First beam successfully injected into NICA Collider

News, 19 December 2025

The Joint Institute for Nuclear Research reached an important milestone in the implementation of the NICA (Nuclotron-based Ion Collider fAcility) Megascience Project. On 18 December 2025, a heavy xenon ion beam was injected into the collider ring for the first time. This event marks the accelerator complex entering a key phase of commissioning, which precedes the start of physical experiments.

The physical start of the collider is the main task of the current run. Deputy Head for Scientific Work at the VBLHEP JINR Accelerator Department Anatoly Sidorin said that a 124Xe54+ nuclei beam, sequentially accelerated in the Booster and the Nuclotron, was directed at the northern branch of the transport channel and injected into one of the collider’s rings. The beam parameters were recorded by the first pick-up electrode station, a special position sensor.

“An important phase of work was completed at the accelerator complex. It includes the assembly, testing, and adjustment of the joint work of devices for the rapid system for beam extraction from the Nuclotron and optics of transportation channels and systems of beam injection into the collider”, Anatoly Sidorin said. “Currently, specialists are working on directing the beam to the southern branch of the channel for its injection into the second ring. We are looking ahead to get a circulating beam and fine-tune the magnetic optics of the rings”.

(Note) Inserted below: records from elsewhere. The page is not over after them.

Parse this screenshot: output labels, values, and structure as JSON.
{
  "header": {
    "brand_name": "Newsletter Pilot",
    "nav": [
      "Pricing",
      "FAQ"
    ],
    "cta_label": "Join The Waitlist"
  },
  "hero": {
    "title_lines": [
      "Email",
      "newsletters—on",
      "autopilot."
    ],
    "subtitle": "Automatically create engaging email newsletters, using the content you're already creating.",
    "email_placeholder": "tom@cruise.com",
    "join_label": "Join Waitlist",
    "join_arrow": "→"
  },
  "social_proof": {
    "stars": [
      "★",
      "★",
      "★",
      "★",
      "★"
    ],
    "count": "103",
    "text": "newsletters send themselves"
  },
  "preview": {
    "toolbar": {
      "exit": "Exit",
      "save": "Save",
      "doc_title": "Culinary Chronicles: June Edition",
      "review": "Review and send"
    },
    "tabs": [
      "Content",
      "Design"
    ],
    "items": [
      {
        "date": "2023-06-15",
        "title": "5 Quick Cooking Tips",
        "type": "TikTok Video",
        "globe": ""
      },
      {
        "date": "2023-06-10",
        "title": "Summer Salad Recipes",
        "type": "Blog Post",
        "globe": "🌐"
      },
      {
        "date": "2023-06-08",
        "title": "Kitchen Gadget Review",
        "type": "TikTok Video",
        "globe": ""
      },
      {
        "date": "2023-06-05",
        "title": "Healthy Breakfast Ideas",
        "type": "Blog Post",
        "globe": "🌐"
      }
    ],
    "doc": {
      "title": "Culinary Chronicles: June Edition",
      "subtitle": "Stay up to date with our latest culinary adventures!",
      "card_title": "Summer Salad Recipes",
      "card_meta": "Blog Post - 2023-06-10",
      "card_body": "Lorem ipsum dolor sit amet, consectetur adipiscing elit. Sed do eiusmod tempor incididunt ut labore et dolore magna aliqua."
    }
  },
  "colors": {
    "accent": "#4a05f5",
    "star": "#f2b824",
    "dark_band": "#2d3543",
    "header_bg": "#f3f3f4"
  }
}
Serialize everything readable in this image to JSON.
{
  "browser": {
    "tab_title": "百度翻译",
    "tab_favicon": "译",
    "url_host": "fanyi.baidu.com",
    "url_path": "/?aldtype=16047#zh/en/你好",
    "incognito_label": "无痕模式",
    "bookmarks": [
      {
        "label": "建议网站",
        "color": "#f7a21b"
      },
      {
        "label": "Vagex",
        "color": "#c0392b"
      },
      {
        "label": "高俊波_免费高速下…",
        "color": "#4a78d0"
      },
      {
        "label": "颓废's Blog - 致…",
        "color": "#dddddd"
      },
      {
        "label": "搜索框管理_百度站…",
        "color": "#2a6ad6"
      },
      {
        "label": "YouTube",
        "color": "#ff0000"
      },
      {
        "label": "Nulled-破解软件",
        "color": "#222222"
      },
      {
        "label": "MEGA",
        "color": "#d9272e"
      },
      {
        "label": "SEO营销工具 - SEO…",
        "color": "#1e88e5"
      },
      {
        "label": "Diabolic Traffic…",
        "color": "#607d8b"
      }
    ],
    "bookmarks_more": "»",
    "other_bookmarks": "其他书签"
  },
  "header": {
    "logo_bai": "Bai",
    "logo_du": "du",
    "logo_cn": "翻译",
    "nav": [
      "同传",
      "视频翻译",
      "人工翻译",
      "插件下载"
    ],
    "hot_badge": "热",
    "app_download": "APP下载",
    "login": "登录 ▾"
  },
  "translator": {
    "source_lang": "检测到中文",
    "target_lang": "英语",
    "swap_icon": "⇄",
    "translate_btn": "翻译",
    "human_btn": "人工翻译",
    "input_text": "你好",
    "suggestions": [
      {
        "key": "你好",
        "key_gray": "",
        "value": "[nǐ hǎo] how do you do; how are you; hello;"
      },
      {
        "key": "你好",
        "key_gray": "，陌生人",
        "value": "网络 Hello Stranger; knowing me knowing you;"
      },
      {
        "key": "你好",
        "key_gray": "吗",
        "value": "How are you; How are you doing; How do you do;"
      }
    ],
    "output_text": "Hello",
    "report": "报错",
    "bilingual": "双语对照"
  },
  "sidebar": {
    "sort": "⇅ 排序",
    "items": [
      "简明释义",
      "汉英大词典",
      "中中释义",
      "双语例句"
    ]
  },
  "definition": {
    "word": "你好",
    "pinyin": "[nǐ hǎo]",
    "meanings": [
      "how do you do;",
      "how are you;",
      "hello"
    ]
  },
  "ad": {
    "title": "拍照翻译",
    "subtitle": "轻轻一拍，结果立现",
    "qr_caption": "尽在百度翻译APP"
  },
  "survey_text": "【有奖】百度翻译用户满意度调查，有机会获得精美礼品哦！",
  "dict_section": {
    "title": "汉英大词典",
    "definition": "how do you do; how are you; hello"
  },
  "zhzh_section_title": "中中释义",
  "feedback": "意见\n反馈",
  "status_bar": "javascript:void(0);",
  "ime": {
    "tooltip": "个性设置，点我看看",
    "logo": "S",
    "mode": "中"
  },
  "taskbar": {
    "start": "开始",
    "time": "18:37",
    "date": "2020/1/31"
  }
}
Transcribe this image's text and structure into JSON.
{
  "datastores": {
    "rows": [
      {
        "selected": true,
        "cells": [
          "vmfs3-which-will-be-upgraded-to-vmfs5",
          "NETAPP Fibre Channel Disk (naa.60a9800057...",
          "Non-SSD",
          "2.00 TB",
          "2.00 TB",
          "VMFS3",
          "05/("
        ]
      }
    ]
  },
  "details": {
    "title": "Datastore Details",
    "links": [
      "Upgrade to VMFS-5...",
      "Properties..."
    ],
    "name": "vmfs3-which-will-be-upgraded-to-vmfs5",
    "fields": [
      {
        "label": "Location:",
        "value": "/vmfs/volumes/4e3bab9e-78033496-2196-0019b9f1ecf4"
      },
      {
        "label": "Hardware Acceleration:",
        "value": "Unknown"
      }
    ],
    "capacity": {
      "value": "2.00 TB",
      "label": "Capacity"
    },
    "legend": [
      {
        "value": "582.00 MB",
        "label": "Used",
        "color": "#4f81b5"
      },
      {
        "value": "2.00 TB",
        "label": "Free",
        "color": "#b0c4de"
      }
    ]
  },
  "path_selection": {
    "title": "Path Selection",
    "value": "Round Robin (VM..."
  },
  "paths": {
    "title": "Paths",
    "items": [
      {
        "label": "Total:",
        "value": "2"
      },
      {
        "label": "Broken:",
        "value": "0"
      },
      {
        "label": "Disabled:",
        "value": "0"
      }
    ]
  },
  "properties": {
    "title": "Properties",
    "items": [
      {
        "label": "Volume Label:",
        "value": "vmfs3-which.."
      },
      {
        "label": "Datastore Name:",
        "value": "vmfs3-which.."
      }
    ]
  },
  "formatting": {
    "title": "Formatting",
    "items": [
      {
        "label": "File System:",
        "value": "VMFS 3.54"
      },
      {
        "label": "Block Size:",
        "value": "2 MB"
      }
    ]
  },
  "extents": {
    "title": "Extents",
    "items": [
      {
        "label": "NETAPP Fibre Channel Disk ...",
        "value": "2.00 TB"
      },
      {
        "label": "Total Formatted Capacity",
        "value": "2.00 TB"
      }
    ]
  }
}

As the scientist added, meanwhile, in preparation for a new run of the BM@N Experiment, employees are optimising the system for slow beam extraction from the Nuclotron and adjusting the transport channel in the building 205. The next steps will be to maintain the stable circulation of the beam, accelerate it, and enter the beam-beam collision mode.

The NICA Megascience Project is being created to study the properties of dense baryonic matter. It is expected that scientists will be able to recreate a special state of matter in which the universe was in the first moments after the Big Bang in the laboratory.